Так же, как держало его сейчас Чудовище, ворвавшееся в комнату и завалившее Петра на пол в нескольких метрах от спасительного окна. В нос бил отвратительный кислый запах, а два нечеловеческих глаза – оранжево-фиолетовых, без зрачков и радужки, смотрели на жертву и одновременно сквозь неё, куда-то значительно дальше и глубже.

По сравнению с собой в детстве, Пётр значительно возмужал, а скорее раздобрел, но все его силы были ничтожны по сравнению с той мощью, с которой Чудовище давило на него, прижимая к полу руками и ногами – холодными и слишком твёрдыми для того, чтобы быть человеческими.

Рот… нет, не рот, пасть, щетинящаяся сотней мелких зубчиков, распахнулась и что-то длинное и тёмное – похожее на хоботок комара, только в десятки раз толще и длиннее, начало медленно выдвигаться оттуда.

Пётр кричал как оглашённый, но никто не спешил к нему на помощь. Судя по всему, другие обитатели меблированных комнат в ужасе попрятались, стоило только им услышать грохот выбиваемой двери и вопли Петра.

Жалкие трусы! – Он не испытывал иллюзий на тему того, что другие жильцы могли бы справиться с Чудовищем, но, они могли хотя бы отвлечь его и дать Петру время, чтобы спастись бегством.

А потом, в голову Петра внезапно пришло непонятно откуда взявшееся понимание – никто в доме ничего не слышит.

Хоботок, растущий из глубины оскаленного рта: омерзительный, тёмно-коричневый, покрытый волосиками и какой-то слизью неумолимо опускался ниже и ниже, целясь прямиком в шею Петра, словно намереваясь оставить поцелуй на бледной, залитой потом коже…

Если бы не шок, в котором пребывал Пётр, он бы возможно заметил некую иронию судьбы: именно так, придавливая своим весом, он предпочитал «общаться» с симпатичными служанками…

Хоботок был уже совсем близко…

…острая боль, которую тотчас же сменилась зверским холодом, побежавшим, поскакавшим по всему телу от раненой шеи; всхлип, будто бы из полупустой ванны вытащили затычку и окончательно перешедший на визг крик Петра, отчаянно дёргающегося под убивающим его Чудовищем.

Последовал ещё один острый укол боли, и хобот вышел из раны на шее: теперь уже не тёмно-коричневый, а тёмно-красный.

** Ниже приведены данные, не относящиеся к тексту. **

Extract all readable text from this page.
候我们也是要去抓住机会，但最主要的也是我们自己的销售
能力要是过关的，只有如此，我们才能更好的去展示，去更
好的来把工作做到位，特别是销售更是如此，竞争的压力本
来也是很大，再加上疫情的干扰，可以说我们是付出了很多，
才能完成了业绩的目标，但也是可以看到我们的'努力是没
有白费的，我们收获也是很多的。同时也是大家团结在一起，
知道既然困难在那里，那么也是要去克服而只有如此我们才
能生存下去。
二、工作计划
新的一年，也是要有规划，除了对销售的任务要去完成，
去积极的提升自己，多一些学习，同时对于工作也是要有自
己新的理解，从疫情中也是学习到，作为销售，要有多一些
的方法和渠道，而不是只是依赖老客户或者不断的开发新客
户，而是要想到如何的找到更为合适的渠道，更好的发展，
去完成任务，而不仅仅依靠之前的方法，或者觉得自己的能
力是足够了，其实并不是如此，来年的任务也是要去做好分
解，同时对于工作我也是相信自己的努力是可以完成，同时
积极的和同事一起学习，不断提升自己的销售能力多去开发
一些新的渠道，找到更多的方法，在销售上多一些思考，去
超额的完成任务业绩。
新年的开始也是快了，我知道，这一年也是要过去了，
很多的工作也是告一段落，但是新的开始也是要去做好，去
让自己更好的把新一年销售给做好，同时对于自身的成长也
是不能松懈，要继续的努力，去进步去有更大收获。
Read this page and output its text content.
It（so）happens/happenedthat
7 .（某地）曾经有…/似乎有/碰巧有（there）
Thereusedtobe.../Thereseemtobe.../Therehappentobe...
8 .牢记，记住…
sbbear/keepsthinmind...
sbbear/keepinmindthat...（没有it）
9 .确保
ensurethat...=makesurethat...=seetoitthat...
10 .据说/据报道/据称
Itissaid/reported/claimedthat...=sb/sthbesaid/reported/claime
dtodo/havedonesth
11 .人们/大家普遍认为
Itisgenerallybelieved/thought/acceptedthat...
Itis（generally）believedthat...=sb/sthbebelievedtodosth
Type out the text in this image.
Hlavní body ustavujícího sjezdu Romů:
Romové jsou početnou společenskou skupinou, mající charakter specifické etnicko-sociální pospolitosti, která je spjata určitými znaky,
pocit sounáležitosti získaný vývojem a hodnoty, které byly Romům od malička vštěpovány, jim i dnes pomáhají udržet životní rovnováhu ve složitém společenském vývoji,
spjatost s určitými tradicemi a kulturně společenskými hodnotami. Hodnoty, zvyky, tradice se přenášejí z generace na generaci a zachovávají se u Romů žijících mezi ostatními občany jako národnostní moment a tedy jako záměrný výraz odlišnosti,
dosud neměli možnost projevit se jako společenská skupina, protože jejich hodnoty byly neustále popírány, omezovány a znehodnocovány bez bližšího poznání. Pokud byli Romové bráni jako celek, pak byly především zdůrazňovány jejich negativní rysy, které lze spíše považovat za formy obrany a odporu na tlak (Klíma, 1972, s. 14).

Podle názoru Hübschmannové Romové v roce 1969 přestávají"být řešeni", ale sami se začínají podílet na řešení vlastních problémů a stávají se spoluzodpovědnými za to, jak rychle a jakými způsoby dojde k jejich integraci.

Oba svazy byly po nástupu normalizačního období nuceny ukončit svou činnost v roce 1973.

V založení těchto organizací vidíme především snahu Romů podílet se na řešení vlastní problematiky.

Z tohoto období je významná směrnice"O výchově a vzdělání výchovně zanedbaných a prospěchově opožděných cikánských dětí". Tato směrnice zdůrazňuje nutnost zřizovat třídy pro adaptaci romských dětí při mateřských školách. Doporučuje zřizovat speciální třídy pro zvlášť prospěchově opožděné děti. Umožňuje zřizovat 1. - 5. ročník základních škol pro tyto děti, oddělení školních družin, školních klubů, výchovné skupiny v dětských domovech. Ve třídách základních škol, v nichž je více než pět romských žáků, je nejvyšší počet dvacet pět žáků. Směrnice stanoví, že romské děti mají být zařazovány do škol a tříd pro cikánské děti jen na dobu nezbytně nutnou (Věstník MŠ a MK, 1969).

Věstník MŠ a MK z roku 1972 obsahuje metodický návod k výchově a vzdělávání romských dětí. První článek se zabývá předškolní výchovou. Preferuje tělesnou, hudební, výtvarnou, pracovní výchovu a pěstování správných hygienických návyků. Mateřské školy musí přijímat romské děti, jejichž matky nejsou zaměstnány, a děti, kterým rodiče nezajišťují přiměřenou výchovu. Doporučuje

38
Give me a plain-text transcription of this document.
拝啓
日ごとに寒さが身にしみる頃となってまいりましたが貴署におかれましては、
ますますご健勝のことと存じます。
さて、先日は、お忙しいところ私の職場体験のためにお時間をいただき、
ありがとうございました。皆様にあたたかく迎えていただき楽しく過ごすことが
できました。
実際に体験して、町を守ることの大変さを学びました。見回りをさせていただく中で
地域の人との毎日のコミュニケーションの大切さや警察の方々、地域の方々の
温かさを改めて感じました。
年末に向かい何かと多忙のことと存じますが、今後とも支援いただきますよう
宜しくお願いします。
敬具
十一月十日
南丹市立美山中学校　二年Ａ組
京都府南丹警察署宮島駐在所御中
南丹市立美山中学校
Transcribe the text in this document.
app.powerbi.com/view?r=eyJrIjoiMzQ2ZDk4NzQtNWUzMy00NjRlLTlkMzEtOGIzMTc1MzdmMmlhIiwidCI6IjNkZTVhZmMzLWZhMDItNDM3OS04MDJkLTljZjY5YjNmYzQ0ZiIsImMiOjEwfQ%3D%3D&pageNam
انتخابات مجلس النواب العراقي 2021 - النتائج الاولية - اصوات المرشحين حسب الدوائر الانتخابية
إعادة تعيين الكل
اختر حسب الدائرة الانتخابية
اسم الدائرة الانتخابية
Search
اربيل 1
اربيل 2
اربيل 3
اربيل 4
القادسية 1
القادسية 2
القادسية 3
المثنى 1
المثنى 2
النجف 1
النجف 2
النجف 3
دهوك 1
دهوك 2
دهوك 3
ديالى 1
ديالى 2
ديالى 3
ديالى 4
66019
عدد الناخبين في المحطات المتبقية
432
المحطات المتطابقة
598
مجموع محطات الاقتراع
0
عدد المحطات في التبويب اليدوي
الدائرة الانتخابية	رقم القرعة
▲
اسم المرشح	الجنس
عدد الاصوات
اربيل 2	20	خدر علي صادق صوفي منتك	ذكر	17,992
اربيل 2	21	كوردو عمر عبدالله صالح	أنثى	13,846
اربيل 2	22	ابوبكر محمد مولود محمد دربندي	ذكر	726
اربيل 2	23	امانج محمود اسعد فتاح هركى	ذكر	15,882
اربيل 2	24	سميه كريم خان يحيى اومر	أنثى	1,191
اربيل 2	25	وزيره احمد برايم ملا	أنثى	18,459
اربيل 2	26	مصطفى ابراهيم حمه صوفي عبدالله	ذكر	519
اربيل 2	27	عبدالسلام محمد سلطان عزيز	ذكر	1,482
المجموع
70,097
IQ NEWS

Хватка Чудовища ослабла и, высвободив обе руки, Пётр оттолкнул от себя убийцу. Чудеса, но ещё недавно казавшееся стотонным чудовище, отлетело от него в сторону с поразительной лёгкостью. Из пасти с торчащим хоботком раздался странный звук – то ли плач, то ли хохот.

Вскочив на ноги, Пётр ринулся вперёд на монстра, который почему-то двигался теперь медленно и как-то неуверенно.

Удар! – нелепый, неправильно сложенный кулак втыкается в грудь Чудовищу.

Что-то хрустит, будто тараканья спинка под каблуком. Противника кидает назад.

Ещё удар!

Вновь тот же самый звук – не то смех, не то рыдание.

Удар…

Третий раз Пётр ударить не успел. Вновь возвратив прежнюю скорость, Чудовище, одна из рук которого безжизненно висела, ринулось на него, швырнуло со всей дури об стену и, выбив стекло, выпрыгнуло в окно. За его спиной распахнулись яркие, оранжево-красные крылья.

А Пётр, всхлипнув, зашатался и сполз по стене. Минутная горячка отпустила его. Взявшиеся ниоткуда силы закончились.

По груди текло что-то мокрое и горячее, штаны были напротив холодны, но не менее влажны. Позвоночник горел огнём – тварь умудрилась сломать мне хребет, – подумал Пётр, уже чувствуя, как его душа покидает тело.

В последний момент вспомнились слова старой дуры-цыганки: «Ждёт смерть тебя, барин в лесу, который не лес, от человека, который не жив, и не мёртв и, вообще, не человек. Бойся фонарей, в них – гибель твоя».